What Will Likely Happen:
I am a firm believer that Ben Roethlisberger will have about three more effective years left in the tank for the Steelers. The biggest factor in his longevity will be his health. If Big Ben can stay healthy and play close to 16 games per season over the remainder of his contract, it is not fiction to believe that he could play until he was 40. But will Roethlisberger really stay healthy for a full season every year? History indicates no. In 12 regular seasons, Roethlisberger has played a full 16 games only 3 times (although 2 of those seasons have been during the past 3 years due to Todd Haley’s new offense designed to have Big Ben get rid of the ball quickly). During his career, Roethlisberger has played in no less than 11 games, which was last season. With that being said, it is definitely a crapshoot to determine how healthy he will remain. My gut tells me that he will have dings along the way, but will slowly decline come the 2018 season.

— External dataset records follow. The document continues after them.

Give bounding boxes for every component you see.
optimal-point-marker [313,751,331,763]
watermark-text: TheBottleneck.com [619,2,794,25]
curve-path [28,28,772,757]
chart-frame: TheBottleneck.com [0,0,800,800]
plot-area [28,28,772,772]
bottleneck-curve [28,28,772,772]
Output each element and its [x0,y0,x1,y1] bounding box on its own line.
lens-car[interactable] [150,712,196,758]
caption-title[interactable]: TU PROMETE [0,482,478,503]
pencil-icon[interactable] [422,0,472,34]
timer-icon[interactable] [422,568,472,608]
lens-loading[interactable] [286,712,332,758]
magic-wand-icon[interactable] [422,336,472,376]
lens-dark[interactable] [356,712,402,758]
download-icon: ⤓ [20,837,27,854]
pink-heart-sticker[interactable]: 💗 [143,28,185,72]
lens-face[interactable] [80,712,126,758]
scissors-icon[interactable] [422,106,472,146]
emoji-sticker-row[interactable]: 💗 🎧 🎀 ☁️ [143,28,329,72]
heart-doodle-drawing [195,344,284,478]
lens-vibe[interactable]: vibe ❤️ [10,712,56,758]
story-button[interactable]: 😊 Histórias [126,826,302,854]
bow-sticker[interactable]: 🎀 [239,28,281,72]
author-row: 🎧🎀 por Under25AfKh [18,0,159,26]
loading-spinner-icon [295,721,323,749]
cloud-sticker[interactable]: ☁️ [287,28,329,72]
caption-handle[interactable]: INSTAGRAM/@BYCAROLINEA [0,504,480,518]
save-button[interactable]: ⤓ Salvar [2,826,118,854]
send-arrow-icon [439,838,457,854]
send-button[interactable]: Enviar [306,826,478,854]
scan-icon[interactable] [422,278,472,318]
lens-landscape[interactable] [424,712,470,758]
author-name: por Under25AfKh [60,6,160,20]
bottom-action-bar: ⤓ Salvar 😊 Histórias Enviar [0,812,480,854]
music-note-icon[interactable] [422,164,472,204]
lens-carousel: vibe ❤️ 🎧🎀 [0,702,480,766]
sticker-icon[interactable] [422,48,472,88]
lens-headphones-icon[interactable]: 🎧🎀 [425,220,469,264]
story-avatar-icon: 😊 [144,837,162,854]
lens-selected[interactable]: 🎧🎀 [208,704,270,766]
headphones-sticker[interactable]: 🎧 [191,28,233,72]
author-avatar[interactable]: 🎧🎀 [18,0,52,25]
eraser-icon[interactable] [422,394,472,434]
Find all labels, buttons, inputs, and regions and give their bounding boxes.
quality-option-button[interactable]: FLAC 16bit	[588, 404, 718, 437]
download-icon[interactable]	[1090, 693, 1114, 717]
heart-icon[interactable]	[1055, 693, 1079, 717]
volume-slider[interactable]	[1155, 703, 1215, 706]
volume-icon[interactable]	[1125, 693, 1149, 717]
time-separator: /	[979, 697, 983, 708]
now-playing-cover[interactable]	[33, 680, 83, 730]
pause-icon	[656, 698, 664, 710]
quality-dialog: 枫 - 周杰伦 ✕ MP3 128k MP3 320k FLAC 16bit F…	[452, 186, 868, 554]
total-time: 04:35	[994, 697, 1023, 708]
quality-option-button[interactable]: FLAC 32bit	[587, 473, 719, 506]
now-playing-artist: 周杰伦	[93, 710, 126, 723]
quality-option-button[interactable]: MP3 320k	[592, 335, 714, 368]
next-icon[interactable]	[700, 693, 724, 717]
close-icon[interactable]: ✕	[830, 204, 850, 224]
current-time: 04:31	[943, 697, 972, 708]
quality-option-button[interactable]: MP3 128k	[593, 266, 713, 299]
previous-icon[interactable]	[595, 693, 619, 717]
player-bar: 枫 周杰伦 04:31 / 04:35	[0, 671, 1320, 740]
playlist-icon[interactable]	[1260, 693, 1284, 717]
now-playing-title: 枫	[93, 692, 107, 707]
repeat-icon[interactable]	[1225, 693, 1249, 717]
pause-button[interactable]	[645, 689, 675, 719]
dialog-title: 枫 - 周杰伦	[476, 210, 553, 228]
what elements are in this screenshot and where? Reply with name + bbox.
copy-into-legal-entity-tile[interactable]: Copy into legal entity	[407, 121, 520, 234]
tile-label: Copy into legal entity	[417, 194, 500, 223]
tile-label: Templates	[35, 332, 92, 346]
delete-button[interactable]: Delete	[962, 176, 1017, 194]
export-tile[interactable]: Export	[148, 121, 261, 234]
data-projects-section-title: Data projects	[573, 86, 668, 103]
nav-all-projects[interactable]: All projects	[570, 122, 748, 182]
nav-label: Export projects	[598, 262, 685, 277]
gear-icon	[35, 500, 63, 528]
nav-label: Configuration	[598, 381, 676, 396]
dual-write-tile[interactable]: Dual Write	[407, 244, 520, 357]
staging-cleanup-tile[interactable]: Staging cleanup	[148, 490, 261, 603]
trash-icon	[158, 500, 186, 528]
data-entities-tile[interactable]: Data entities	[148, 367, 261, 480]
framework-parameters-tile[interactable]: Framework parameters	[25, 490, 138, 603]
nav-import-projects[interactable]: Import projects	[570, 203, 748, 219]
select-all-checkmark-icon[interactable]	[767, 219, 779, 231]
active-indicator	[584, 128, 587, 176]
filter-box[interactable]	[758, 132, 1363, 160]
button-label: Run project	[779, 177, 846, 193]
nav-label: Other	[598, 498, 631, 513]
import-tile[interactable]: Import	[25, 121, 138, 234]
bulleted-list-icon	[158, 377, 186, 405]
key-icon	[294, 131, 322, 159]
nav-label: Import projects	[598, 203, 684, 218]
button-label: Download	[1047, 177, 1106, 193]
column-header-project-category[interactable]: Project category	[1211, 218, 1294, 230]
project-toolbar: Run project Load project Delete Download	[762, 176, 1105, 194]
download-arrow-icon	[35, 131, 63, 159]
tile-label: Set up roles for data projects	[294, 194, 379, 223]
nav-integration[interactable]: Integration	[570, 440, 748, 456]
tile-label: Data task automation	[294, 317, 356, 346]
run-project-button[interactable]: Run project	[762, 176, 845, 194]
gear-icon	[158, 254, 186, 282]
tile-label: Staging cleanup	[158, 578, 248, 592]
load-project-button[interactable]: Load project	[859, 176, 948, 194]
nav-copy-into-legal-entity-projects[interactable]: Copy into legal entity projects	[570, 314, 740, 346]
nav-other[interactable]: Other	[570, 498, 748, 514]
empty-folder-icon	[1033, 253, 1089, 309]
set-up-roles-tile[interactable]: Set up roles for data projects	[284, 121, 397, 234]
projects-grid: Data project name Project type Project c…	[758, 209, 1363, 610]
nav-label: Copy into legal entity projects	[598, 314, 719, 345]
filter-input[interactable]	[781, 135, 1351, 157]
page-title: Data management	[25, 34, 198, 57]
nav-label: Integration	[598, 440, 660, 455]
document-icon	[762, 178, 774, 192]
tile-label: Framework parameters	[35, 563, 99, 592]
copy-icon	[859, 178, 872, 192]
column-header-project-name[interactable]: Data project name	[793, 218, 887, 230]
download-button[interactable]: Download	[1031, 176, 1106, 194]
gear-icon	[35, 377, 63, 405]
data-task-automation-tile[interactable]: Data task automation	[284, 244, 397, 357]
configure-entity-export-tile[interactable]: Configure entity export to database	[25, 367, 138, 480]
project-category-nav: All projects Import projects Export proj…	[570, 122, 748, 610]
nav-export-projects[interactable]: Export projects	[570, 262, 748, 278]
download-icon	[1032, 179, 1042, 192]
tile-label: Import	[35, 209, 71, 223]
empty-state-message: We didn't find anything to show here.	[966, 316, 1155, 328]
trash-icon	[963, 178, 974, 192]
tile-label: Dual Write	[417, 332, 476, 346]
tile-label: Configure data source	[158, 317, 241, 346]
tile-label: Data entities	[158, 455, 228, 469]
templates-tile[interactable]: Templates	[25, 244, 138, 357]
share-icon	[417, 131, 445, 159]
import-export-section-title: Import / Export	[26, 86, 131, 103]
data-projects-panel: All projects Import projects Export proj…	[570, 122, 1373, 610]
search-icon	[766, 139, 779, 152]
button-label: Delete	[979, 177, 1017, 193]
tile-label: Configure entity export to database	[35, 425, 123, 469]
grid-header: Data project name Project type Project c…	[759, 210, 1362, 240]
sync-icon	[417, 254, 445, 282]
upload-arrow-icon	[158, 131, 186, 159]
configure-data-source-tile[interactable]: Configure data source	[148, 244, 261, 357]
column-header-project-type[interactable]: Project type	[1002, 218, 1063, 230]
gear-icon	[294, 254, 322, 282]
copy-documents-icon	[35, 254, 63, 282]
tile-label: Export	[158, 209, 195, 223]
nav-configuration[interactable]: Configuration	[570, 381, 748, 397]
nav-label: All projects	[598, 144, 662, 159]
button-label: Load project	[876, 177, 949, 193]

The Steelers win and lose based on the success and health of Ben Roethlisberger. Big Ben might not be the Steelers best offensive player anymore; those honors belong to Antonio Brown or maybe Le’Veon Bell. But there is no question who the Steelers most valuable player is: Ben Roethlisberger. The NFL is a quarterback driven league and the position is arguably the hardest position to find a replacement for. After Terry Bradshaw, the Steelers had a number of starting quarterbacks that were decent, but anything from special. With the 11th overall pick in the 2004 NFL Draft, the Steelers took a chance on a small school quarterback from Ohio, even though many people thought he would not succeed at the next level. Twelve years later, he has certainly proved his doubters wrong. Hopefully the Steelers can continue to have his production for the next few seasons. If they can, the Steelers will surely bring home another Lombardi Trophy to the Steel City.
The window is certainly closing. But for now, it is still open.